Por isso intriga sobremaneira a insistência do Planalto na defesa incontinenti e incondicional à pessoa do presidente do Banco Central. Assim como é intrigante a defesa que faz do presidente do Banco do Brasil, Cássio Casseb, também envolvido em coisa semelhante, além de ter assumido a responsabilidade pela “ajuda” feita à campanha pela construção da sede nacional do PT com dinheiro alheio. Da mesma forma que foi e continua sendo intrigante o incondicional apoio dado ao ministro José Dirceu, da Casa Civil, no caso do Waldogate.

Pelos lados de Brasília, fala-se em linchamento moral e coisas do gênero. Mas não se explica o que a nação quer saber: se há verdade ou não na sonegação de tributos denunciada. A sucessão de fatos apontados (e Meirelles ainda brinca, antecipando que durante essa campanha eleitoral outros virão, um por dia!) tiraria a autoridade de Meirelles como deputado. Mais ainda, como a autoridade monetária máxima do Brasil. Mas, segundo o ministro Antônio Palocci, o acusado está mais forte que antes. Mesma coisa que se dizia de José Dirceu. É curioso perceber que, no Brasil, as denúncias -mesmo que consistentes e calcadas em datas, números e outros detalhes não desmentidos pela autoridade fazendária, que as tornam críveis e bem formuladas – fortalecem os denunciados. Por isso existem tantas denúncias não apuradas.

Uma das explicações do presidente do Banco Central pretende transferir a responsabilidade de sua declaração de rendas, que é apenas e somente sua, ao “guarda-livros” -perdão, escrivão ou contador. Mas isso é o que todo mundo faz e não cola perante o menos graduado funcionário da Receita Federal. De Goiânia ou de Curitiba. A outra é mais ridícula ainda: que se encontrava fora e tinha mais o que fazer…, isto é, tinha coisas mais importantes que o acerto de contas com o Leão. Assim, um terreno que valia quarenta mil reais foi lançado como se valesse apenas um real. E viva a festa!

Mas precisa ser tomada como ofensa à pobreza nacional (que nem de perto imagina o que é ser rico como ele) a justificativa de Meirelles com a qual pretende desfazer todos os equívocos em que está metido: ele é rico, muito rico, e não teria necessidade de se importar com pequenas sonegações. Ora, a seguir seu raciocínio, de duas uma: se fosse pobre estaria perdoado? Ou, então, só as grandes quantias configuram sonegação? Mais, e pior: sonegação é coisa de gente pobre? A arrogância com a qual a autoridade do Banco Central trata os fatos que dizem respeito à sua vida pessoal contrastam profundamente com a prudência e a humildade que seria de esperar da autoridade que temporariamente lhe reveste o nome. Ele pode estar mais forte perante Palocci e outros colegas do primeiro escalão, incluindo o próprio presidente da República. Mas não espere o mesmo da opinião pública nacional…
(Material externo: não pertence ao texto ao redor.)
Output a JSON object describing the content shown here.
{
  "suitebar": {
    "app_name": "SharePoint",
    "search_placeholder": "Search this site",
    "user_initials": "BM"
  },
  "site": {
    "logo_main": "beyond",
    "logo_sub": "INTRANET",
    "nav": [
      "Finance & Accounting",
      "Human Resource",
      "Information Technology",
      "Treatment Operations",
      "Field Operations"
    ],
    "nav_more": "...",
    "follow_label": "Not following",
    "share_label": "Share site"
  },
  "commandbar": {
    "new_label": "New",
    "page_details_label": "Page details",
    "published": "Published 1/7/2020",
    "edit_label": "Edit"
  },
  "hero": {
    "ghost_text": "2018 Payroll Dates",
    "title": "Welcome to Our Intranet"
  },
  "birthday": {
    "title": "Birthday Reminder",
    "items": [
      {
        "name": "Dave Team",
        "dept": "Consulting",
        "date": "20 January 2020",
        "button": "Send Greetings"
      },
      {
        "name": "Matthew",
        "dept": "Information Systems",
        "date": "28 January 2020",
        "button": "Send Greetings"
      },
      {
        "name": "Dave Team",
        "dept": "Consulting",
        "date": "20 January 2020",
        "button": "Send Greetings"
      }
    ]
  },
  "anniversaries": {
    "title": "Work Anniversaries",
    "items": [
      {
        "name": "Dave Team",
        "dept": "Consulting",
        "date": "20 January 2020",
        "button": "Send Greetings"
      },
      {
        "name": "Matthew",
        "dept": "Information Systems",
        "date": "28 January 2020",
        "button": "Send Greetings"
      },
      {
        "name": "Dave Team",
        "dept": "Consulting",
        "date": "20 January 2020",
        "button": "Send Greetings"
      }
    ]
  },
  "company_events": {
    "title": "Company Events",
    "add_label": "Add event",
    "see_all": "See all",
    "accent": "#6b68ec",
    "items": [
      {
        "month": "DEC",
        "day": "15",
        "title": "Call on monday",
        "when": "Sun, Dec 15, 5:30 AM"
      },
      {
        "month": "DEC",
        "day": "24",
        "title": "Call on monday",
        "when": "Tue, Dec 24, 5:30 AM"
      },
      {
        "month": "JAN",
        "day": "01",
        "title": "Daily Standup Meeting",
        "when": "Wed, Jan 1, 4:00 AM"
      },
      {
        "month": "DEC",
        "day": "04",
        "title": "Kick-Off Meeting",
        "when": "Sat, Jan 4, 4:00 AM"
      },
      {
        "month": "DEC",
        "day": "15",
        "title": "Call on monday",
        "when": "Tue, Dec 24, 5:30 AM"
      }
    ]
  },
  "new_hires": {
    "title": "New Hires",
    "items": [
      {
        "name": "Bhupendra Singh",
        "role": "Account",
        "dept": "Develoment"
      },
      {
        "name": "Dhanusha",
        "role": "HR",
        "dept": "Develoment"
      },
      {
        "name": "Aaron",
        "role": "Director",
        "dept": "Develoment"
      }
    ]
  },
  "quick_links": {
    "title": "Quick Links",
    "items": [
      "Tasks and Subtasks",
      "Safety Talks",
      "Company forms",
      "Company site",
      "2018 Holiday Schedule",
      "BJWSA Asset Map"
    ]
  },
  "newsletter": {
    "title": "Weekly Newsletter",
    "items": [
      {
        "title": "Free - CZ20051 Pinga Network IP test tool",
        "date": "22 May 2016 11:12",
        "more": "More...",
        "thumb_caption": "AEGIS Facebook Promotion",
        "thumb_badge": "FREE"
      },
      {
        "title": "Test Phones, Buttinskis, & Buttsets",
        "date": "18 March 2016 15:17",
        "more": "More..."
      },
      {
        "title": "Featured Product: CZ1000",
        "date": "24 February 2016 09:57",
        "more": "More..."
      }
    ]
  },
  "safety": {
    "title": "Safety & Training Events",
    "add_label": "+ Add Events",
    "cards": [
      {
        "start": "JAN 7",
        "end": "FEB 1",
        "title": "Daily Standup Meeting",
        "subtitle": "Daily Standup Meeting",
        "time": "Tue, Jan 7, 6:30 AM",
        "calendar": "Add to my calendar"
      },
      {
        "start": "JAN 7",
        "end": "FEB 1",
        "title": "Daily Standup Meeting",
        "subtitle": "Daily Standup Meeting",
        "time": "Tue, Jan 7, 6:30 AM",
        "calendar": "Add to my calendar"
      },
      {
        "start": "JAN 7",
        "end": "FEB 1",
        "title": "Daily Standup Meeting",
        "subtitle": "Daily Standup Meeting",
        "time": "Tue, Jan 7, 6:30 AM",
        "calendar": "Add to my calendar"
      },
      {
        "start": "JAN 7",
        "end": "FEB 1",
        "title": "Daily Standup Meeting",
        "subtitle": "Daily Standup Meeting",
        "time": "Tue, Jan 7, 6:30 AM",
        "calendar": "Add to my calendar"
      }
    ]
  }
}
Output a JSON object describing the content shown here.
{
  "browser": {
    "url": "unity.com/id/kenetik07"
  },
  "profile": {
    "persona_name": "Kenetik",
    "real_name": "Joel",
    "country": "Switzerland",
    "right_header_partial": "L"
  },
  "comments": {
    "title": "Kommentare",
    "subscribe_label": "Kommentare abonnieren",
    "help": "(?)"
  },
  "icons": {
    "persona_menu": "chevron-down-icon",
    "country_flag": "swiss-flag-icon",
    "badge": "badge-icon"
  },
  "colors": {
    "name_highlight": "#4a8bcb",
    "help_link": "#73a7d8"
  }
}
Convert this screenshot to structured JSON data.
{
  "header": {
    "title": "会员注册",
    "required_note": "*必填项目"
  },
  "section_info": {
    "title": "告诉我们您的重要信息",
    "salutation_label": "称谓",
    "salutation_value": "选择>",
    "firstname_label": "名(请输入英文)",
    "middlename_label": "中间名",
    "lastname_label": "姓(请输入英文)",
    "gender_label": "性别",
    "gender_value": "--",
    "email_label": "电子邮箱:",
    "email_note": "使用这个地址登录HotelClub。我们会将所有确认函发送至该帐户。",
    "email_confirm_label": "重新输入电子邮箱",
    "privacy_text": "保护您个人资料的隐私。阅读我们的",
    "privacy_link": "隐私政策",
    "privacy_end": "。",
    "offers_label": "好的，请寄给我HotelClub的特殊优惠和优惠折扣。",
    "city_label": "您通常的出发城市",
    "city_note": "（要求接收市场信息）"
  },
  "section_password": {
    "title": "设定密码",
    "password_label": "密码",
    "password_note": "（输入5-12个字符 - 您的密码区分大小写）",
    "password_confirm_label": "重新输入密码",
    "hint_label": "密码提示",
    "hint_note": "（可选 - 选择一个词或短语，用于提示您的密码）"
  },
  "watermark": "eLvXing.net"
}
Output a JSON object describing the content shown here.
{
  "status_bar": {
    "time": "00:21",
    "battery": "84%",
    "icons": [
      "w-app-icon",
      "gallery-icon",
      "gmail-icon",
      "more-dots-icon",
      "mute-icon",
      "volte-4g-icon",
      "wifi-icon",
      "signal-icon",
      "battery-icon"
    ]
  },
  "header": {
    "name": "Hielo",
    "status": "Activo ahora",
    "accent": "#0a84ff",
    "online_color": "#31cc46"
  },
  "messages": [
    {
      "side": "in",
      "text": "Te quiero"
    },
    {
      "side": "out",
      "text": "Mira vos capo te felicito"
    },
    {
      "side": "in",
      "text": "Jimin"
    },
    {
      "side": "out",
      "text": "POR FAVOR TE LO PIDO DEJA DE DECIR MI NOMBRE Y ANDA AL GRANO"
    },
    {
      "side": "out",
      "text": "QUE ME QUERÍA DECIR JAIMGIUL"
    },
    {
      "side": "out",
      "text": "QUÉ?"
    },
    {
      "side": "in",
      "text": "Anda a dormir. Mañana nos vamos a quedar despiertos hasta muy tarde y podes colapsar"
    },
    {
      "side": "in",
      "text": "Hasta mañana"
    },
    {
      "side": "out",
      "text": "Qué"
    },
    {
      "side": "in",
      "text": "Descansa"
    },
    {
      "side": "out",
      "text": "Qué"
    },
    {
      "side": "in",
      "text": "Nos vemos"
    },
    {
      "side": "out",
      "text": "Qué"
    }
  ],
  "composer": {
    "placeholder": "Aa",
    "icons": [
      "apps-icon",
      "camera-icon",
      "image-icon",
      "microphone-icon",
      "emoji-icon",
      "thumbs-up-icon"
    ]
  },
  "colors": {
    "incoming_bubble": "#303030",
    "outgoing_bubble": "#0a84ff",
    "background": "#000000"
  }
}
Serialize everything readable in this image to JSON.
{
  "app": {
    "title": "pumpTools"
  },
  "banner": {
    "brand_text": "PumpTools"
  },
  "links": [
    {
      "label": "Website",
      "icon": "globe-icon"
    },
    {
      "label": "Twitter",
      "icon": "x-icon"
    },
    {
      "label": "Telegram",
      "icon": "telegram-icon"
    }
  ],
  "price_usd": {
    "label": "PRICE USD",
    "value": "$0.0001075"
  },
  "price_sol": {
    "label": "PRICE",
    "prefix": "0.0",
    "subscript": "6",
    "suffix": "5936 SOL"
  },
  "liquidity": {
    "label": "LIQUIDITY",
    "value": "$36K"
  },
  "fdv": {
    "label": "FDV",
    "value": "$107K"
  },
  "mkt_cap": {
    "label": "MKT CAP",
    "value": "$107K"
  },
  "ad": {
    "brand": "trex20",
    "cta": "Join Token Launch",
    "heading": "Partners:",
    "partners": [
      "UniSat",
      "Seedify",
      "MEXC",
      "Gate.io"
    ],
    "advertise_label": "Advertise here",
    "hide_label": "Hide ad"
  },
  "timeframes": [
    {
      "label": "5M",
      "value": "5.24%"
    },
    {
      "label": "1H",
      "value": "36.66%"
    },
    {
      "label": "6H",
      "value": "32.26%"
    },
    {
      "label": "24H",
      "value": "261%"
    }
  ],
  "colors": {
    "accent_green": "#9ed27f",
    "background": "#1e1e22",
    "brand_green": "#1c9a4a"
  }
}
Por fim, outra questão que não pode passar em brancas nuvens. Em defesa de Meirelles, diz-se que os dados que vêm a público pertencem à categoria das informações sigilosas. Por isso não devem ser levados na devida conta, antes, pelo contrário, denunciam o crime dos autores das “intrigas” ou “futricas” (os termos são da preferência do presidente Lula). Muito bem, então por que Meirelles tenta se justificar e explicar, transferindo inclusive a culpa para terceiros? Isso não é, em outras palavras, a confirmação dos fatos? Se onde há simples fumaça, a prudência manda imaginar que possa existir, também, fogo, por qual motivo o Planalto, em vez da defesa apriorística, não passa para a fase das investigações? Mais, por qual motivo está sendo conivente com os “criminosos” futriqueiros?